Thursday, September 05, 2019

2 Sides Of 1 Heart

Someone once said, ~Life is too ironic to fully understand. It takes sadness to know what happiness is. Noise to appreciate the silence and absence to value presence.~ Without a doubt, there is a complex duality of good-bad, light-dark, and hope-hopelessness in life, especially when it involves matters of the heart. Oftentimes what one is trying to do is establish an innate balance of opposing/clashing forces pertaining to thoughts, feelings, and/or emotions that push-pull you in so many directions it has the propensity to leave any person in every sense of the word drained. For it can most definitely be a tiring situation indeed to keep yourself from being mentally, emotionally, physically and spiritually overcome by an unseen inner chaotic battle of the heart that has the ability to throw the balance you're trying to achieve completely off.
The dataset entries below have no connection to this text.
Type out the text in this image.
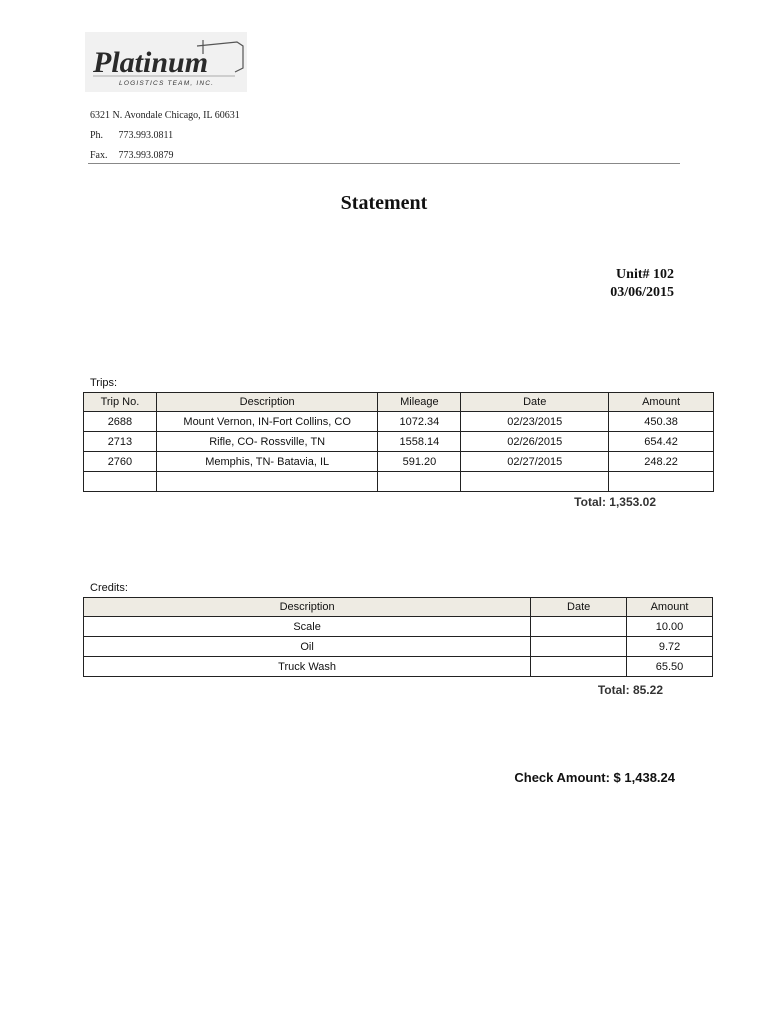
Platinum
LOGISTICS TEAM, INC.
6321 N. Avondale Chicago, IL 60631
Ph. 773.993.0811
Fax. 773.993.0879
Statement
Unit# 102
03/06/2015
Trips:
Trip No.	Description	Mileage	Date	Amount
2688	Mount Vernon, IN-Fort Collins, CO	1072.34	02/23/2015	450.38
2713	Rifle, CO- Rossville, TN	1558.14	02/26/2015	654.42
2760	Memphis, TN- Batavia, IL	591.20	02/27/2015	248.22

Total: 1,353.02
Credits:
Description	Date	Amount
Scale		10.00
Oil		9.72
Truck Wash		65.50
Total: 85.22
Check Amount: $ 1,438.24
Let me ask you this question, does the earlier sentiment ring true that it takes sadness to know what happiness is? I think it's safe to say for a number of individuals they believe it as it pertains to having to continually experience utter heartbreak then ultimately finding/meeting the sheer happiness of love/true love. Of course, being able to deal with the duality of bad and good within your heart as there is a seemingly back and forth shift of the positive-negative outlook in regards to a potentially strong, worthwhile relationship happening. In other words, you don't want the amount of negativity outweighing the positive thus swallowing you whole, in a manner of speaking, leaving an overwhelming sense of constant dread. What it primarily comes down to is focusing on your present leading to the future and not always reliving past pain.

If you think about it, within the human heart there's a duality of light and dark where a war is waging, so to speak, in trying to in a sense silence the noise and at same time not get lost/swallowed up in the darkness of that noise. Fear, doubt, worry, confusion, frustration, disappointment, anger, utter contempt, self loathing, cynicism, etc. are as whole a representation of the noise constantly echoing within yourself. Thinking about it further, it's an internal darkness so tortuous, scary, and getting increasingly louder you're struggling/battling to keep one's own sanity intact. You see, it's that quintessential inner voice magnifying the noise so much so you want to be free from one's own self imposed dark isolation. Essentially, you end up considerably exhausted in every sense of the word whereby the light/silence of true happiness either flickers or grows dim.

Without a doubt, there's truth in being able to appreciate absence that will eventually bring tremendous value to the presence in the form of that certain special someone. Oftentimes, the parallels in the duality of hope and hopelessness coincide with being conflicted dealing with a haunting absence of a loving partner while appreciating the freedom of doing your own thing. True, life provides you with distractions giving you the opportunity to take the time to enjoy your independence as it potentially strengthens the hope instead of the hopelessness inside one's own heart. For the most part, you have to take notice/advantage of those aforementioned distractions and not let yourself wallow in your own personal issues. Hey, it's just a matter of having a clear understanding of seeing the value of living the single life until the presence of hope finally stands in front of you.

In retrospect, it can certainly be quite difficult to attain a deep understanding of the sheer complex duality that is our heart. Granted, as you try to achieve any sort of inner balance there comes a point where it can teeter totter from comforting peace to destructive chaos. Unfortunately, that shift in the balance within the internal teeter totter that is the human heart is absolutely unpredictable and can happen in an instant like a snap of a finger. Yet, even though everyone has the same inner duality of the heart there is an unexplainable difference in how each one of us deals with going through it. Ultimately, it all depends on how it's handled as you can be overly complicated but at the same time easily simplistic if that makes any kind of sense at all. In the end, you have to realize there are more than 2 sides of 1 heart and when you do you'll gain a far better perspective regarding the duality of your forever best friend's heart.